Clayton Williams trial: Car thief guilty of manslaughter of PC Dave Phillips
The 19-year-old was cleared of murder, however, after mowing down the policeman with a stolen pick-up truck
A teenage car thief has been found guilty of the manslaughter of a policeman by mowing him down in a stolen pick-up truck while being chased by other officers.
Clayton Williams, 19, killed Pc Dave Phillips just three weeks after coming out of jail on licence for crashing another stolen car in a police pursuit.
He drove at the 34-year-old officer at around 50mph in the three-ton Mitsubishi L200 truck in what the prosecution alleged was a "cowardly and merciless act".
But jurors at Manchester Crown Court cleared him of murder and convicted him of the alternative count of manslaughter, after finding that he did not intend to kill or seriously injure the officer.

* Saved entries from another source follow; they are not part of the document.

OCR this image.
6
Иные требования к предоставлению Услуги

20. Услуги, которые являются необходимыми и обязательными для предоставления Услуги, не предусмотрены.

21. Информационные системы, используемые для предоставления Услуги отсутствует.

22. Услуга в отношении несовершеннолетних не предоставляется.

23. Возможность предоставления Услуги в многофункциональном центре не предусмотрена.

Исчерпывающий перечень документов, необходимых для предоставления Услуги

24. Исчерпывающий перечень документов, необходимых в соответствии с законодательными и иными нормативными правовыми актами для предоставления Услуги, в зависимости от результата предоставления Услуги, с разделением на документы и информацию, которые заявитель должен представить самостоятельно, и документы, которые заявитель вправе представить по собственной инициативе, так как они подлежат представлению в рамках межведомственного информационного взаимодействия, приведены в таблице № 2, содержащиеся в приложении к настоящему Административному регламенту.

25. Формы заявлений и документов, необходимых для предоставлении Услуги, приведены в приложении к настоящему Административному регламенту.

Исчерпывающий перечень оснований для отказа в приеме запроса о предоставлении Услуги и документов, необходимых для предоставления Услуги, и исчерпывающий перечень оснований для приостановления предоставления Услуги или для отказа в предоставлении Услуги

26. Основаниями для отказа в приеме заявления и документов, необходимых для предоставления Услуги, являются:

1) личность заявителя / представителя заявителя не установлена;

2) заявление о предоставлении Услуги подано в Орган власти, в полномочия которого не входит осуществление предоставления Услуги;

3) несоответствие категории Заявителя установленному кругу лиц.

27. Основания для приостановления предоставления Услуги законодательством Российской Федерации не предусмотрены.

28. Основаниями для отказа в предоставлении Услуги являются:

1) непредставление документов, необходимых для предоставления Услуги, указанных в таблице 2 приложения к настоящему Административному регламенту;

Pc Phillips, a father of two, was thrown into the air and died almost instantly from "catastrophic" injuries in the incident in Wallasey Dock Link Road, Merseyside, in the early hours of October 5 last year.
Cannabis-addict Williams, who said he had been using the drug since the age of six, admitted his dangerous driving caused Pc Phillips' death, but maintained he did not intend to injure anyone and only wanted to evade capture and not go back to jail.
The officer had been crouched on the kerbside deploying a tyre-puncturing stinger device to end the 80mph chase when Williams mounted the central reservation and drove at him.
Williams told the jury of nine women and three men that he was trying to drive around the stinger spikes and did not see Pc Phillips until the second before impact. He narrowly missed Pc Phillips' colleague, Pc Thomas Birkett, 23, and was earlier cleared by the jury of a charge of attempted grievous bodily harm with intent against that officer.
Pursuing police cars radioed "Officer down! Officer down!" and stopped the chase to tend to their colleague who lay dying in the road as Williams vanished into the night.
He dumped the car, showered, burnt his clothes and gave his phone away before he was arrested the next day.
Pc Phillips' widow, Jen, 29, and the couple's daughters, Abigail, seven, and Sophie, three, described him as a loving, caring "super daddy" in moving floral tributes laid at the scene of his death.
Today, Mrs Phillips, his sisters Hannah Whieldon and Kate, and mother and father, Robin and Carol, watched from the public gallery as the jury delivered its verdict.
During the two-week trial they had relived the final moments of his life as a video recording of the incident was played frame by frame, over and over again in court as Williams denied murder.